Speaking of profound misunderstandings, this:

BitDefender created a "test profile" of a nonexistent, 21-year-old woman described as a "fair-haired" and "very, very naïve interlocutor" -- basically a hot rube who was just trying to "figure out how this whole social networking thing worked" by asking a bunch of seemingly innocent, fact-finding questions.

With the avatar created, the fictitious person then sent out 2,000 "friendship requests," relying on the bogus description and made-up interests as the presumptive lure. Of the 2,000 social networks pinged with a "friendship" request, a stunning 1,872 accepted the invitation. And the vast majority (81 percent) of them did it without asking any questions at all. Others asked a question or two, presumably like, "Who are you?" or "How do I know you?" before eventually adding this new "friend."


But it gets worse. An astonishing 86 percent of those who accepted the bogus profile's "friendship" request identified themselves as working in the IT industry. Even worse, 31 percent said they worked in some capacity in IT security.

Posted by iang at September 1, 2010 09:46 PM | TrackBack

@ Iang,

Was her real name "Rosa Kleb Jnr."

It makes you think why on earth do the APT people worry about shutting the stable door when the "IT stallions" are not only out of the paddock but compleatly off the farm...

However the flip side is are geeks so lonely they will have anybody as a friend...

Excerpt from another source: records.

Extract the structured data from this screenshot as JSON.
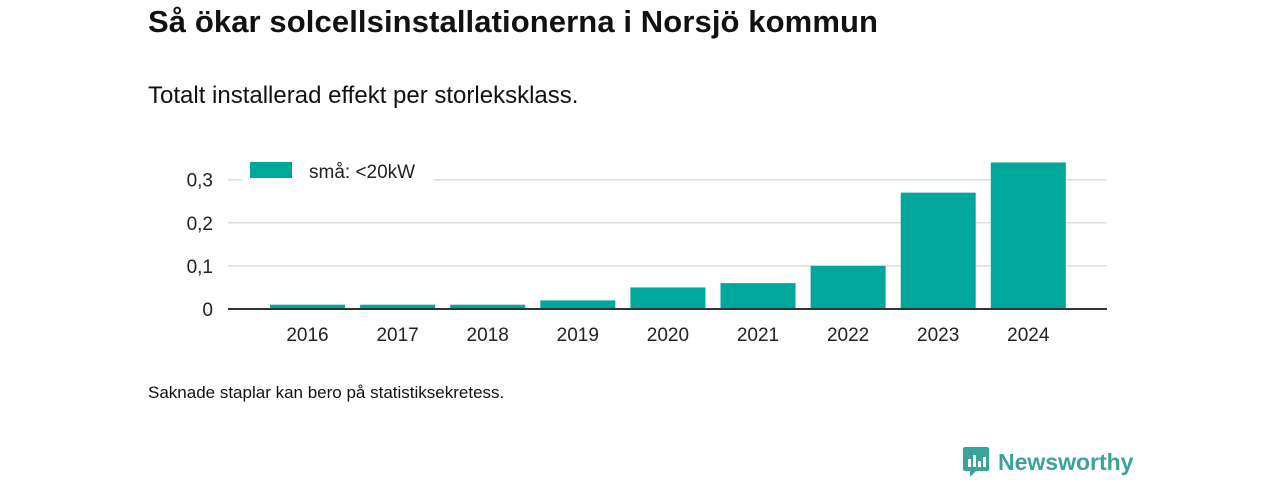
{
  "header": {
    "title": "Så ökar solcellsinstallationerna i Norsjö kommun",
    "subtitle": "Totalt installerad effekt per storleksklass."
  },
  "footer": {
    "note": "Saknade staplar kan bero på statistiksekretess.",
    "brand": "Newsworthy"
  },
  "colors": {
    "bar": "#00a79a",
    "grid": "#dddddd",
    "axis": "#333333",
    "brand": "#3aa49b"
  },
  "chart_data": {
    "type": "bar",
    "categories": [
      "2016",
      "2017",
      "2018",
      "2019",
      "2020",
      "2021",
      "2022",
      "2023",
      "2024"
    ],
    "series": [
      {
        "name": "små: <20kW",
        "values": [
          0.01,
          0.01,
          0.01,
          0.02,
          0.05,
          0.06,
          0.1,
          0.27,
          0.34
        ]
      }
    ],
    "yticks": [
      "0",
      "0,1",
      "0,2",
      "0,3"
    ],
    "ylim": [
      0,
      0.35
    ],
    "grid": true,
    "legend": "top-left"
  }
}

The thing is the same IT stallions also post meatspace contact details in amongst their online activities and have been for ages.

As an old example,

More than a few years ago I was having a few problems with a bit of network kit not doing things they way it was supposed to. So after looking through the manuals etc I did a google on the kit name and a keyword or two. The result was pulling up comments from people on mail lists where a search on their name usually also pulled up their "holiday message" with not only all their contact details but those of their colleagues. This information could then be googled in turn to get a lot of meatspace info. I did this to find someone who appeared to be very knowledgable on the problem and gave them a phone call. They where very surprised but very obligingly helped me out (as their postal address was not to far I later bought them a beer to say thanks).

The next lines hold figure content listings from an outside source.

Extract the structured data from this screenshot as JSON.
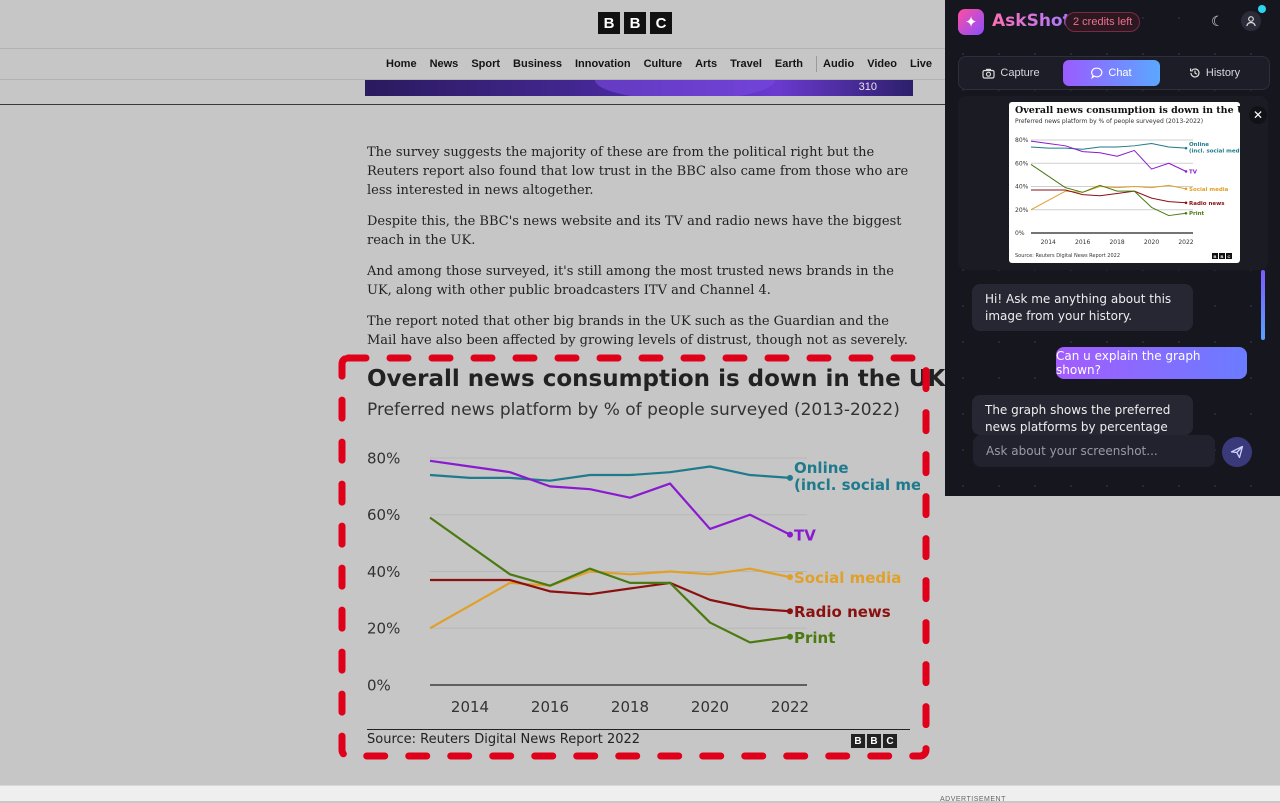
{
  "site": {
    "logo": [
      "B",
      "B",
      "C"
    ],
    "nav": [
      "Home",
      "News",
      "Sport",
      "Business",
      "Innovation",
      "Culture",
      "Arts",
      "Travel",
      "Earth",
      "Audio",
      "Video",
      "Live"
    ],
    "hero_mark": "310"
  },
  "article": {
    "paragraphs": [
      "The survey suggests the majority of these are from the political right but the Reuters report also found that low trust in the BBC also came from those who are less interested in news altogether.",
      "Despite this, the BBC's news website and its TV and radio news have the biggest reach in the UK.",
      "And among those surveyed, it's still among the most trusted news brands in the UK, along with other public broadcasters ITV and Channel 4.",
      "The report noted that other big brands in the UK such as the Guardian and the Mail have also been affected by growing levels of distrust, though not as severely."
    ]
  },
  "chart_data": {
    "type": "line",
    "title": "Overall news consumption is down in the UK",
    "subtitle": "Preferred news platform by % of people surveyed (2013-2022)",
    "x": [
      2013,
      2014,
      2015,
      2016,
      2017,
      2018,
      2019,
      2020,
      2021,
      2022
    ],
    "xticks": [
      "2014",
      "2016",
      "2018",
      "2020",
      "2022"
    ],
    "yticks": [
      "0%",
      "20%",
      "40%",
      "60%",
      "80%"
    ],
    "ylim": [
      0,
      80
    ],
    "series": [
      {
        "name": "Online (incl. social media)",
        "color": "#1e7a8c",
        "values": [
          74,
          73,
          73,
          72,
          74,
          74,
          75,
          77,
          74,
          73
        ]
      },
      {
        "name": "TV",
        "color": "#8a1ad0",
        "values": [
          79,
          77,
          75,
          70,
          69,
          66,
          71,
          55,
          60,
          53
        ]
      },
      {
        "name": "Social media",
        "color": "#e0a02a",
        "values": [
          20,
          28,
          36,
          35,
          40,
          39,
          40,
          39,
          41,
          38
        ]
      },
      {
        "name": "Radio news",
        "color": "#8b1010",
        "values": [
          37,
          37,
          37,
          33,
          32,
          34,
          36,
          30,
          27,
          26
        ]
      },
      {
        "name": "Print",
        "color": "#4a7a10",
        "values": [
          59,
          49,
          39,
          35,
          41,
          36,
          36,
          22,
          15,
          17
        ]
      }
    ],
    "source": "Source: Reuters Digital News Report 2022",
    "logo": [
      "B",
      "B",
      "C"
    ],
    "grid": true
  },
  "panel": {
    "app_name": "AskShot",
    "credits": "2 credits left",
    "tabs": [
      "Capture",
      "Chat",
      "History"
    ],
    "active_tab": "Chat",
    "messages": [
      {
        "role": "bot",
        "text": "Hi! Ask me anything about this image from your history."
      },
      {
        "role": "user",
        "text": "Can u explain the graph shown?"
      },
      {
        "role": "bot",
        "text": "The graph shows the preferred news platforms by percentage of people"
      }
    ],
    "input_placeholder": "Ask about your screenshot...",
    "preview": {
      "title": "Overall news consumption is down in the UK",
      "subtitle": "Preferred news platform by % of people surveyed (2013-2022)",
      "labels": [
        "Online (incl. social media)",
        "TV",
        "Social media",
        "Radio news",
        "Print"
      ],
      "source": "Source: Reuters Digital News Report 2022"
    }
  },
  "bottom": {
    "ad_label": "ADVERTISEMENT"
  }
}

For those that doubt about just how easy this is...

Google the following phone number 905-940-1814

You will see part way down the resulting page a holiday message automatialy sent by Paul Oh's email server to a mail list ( This gives the phone number and a colleauges name but no company or address info.

However you don't need to pick up the phone to get that info,

If you look at other entries on the google page you will find that he work(s/ed) for a Canadian company (Find Mid-Range Computer Brokers Inc) the address (34 Riviera Dr, Markham, ON) freephone number (800 668-6470) Fax number (905 940 1809) as well as other relevant info.

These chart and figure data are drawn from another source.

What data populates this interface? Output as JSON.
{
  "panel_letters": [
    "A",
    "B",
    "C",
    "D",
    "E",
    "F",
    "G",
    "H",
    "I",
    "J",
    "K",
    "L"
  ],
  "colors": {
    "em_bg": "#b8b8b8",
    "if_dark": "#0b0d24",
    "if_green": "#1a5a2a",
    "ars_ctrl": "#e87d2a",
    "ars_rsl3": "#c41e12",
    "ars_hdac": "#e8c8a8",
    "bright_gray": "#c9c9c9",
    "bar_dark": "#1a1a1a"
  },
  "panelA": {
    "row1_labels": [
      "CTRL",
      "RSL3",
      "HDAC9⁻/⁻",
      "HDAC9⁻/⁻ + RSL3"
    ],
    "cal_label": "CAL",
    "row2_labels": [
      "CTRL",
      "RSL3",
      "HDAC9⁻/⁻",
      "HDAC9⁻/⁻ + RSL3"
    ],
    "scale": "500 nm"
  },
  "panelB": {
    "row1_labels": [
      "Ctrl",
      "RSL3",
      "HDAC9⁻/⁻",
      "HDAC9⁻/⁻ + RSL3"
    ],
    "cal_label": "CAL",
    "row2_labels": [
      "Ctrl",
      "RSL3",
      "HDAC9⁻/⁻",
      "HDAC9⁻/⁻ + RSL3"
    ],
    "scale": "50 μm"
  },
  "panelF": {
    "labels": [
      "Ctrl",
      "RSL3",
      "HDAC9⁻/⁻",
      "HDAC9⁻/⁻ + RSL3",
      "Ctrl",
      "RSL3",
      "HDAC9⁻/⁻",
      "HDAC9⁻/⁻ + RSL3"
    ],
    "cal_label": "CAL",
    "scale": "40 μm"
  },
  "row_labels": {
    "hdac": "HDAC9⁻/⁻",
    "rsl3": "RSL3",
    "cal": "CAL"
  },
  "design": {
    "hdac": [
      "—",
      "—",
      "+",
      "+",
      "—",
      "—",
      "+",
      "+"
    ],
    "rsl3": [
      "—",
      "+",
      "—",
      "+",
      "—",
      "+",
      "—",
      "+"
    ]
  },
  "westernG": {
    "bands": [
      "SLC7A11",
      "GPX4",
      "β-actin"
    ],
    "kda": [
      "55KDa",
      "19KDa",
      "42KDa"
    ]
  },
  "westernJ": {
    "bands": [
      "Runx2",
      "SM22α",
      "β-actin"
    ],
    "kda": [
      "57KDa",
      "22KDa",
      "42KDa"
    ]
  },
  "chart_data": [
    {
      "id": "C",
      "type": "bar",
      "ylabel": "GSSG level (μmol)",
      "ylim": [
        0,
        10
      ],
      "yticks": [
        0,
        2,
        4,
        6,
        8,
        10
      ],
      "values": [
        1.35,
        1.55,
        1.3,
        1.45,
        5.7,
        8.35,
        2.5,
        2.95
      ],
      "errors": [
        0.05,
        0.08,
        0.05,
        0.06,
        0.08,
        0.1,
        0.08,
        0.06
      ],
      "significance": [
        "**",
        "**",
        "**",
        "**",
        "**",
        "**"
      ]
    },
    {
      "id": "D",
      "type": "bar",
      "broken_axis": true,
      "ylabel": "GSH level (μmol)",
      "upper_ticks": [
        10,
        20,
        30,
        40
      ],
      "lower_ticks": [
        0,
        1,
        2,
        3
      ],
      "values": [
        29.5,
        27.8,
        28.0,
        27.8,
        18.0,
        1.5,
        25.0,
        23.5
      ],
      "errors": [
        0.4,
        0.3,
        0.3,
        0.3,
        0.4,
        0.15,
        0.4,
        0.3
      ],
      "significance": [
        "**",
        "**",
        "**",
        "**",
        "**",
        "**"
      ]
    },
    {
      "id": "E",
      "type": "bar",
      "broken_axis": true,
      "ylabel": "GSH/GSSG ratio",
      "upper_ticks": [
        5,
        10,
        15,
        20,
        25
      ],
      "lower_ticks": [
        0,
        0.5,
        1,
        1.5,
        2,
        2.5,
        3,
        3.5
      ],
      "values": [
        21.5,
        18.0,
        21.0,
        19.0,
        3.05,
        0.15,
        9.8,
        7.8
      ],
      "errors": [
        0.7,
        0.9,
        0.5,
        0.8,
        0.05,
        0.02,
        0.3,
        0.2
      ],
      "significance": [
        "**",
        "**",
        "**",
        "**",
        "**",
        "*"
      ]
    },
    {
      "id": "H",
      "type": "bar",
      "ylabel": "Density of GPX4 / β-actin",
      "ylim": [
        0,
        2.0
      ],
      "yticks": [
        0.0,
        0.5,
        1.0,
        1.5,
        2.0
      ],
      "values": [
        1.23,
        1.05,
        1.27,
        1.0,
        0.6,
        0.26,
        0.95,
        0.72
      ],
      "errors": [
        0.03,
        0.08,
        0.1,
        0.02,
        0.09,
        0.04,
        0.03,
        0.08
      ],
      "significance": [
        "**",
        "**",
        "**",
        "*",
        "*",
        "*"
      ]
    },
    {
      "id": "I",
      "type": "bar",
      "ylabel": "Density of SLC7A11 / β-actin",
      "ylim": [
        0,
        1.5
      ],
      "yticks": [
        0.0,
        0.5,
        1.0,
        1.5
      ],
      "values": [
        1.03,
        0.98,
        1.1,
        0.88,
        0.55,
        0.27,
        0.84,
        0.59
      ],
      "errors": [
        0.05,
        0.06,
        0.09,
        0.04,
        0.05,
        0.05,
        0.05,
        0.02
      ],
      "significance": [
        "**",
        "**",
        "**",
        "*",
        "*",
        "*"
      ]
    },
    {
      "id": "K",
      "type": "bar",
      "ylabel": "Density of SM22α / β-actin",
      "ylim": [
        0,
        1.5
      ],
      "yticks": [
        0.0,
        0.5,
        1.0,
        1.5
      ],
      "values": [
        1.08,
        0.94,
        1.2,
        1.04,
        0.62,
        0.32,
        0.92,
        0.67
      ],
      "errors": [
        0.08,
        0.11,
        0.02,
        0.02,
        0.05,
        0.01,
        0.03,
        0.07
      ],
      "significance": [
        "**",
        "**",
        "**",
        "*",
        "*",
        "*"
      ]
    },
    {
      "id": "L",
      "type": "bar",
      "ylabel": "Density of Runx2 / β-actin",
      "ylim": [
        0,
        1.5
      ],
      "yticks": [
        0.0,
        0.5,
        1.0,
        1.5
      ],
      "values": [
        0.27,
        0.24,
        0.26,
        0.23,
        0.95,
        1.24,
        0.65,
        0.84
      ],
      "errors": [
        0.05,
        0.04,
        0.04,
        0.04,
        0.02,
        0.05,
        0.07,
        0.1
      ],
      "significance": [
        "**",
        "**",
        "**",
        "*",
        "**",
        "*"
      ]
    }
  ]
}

All of which can be used for further google searches to elicit further information.

I deliberatly used this old (and now out of date) enumeration method to show how easy it is to do. Whilst holiday messages on maillists is now something that hardly happens the modern equivalent does (and I leave that as an exercise to the reader).

The simple fact is even after 15 odd years the IT staff who should know, have not wised up to this sort of simple enumeration, it still happens via the likes of social networking such as blogs, twitter, linkedin, Monster jobs etc. So what on earth do we expect from other staff where security knowledge is not part of the job spec...

So I'm not surprised at the findings just saddened by the lack of progress.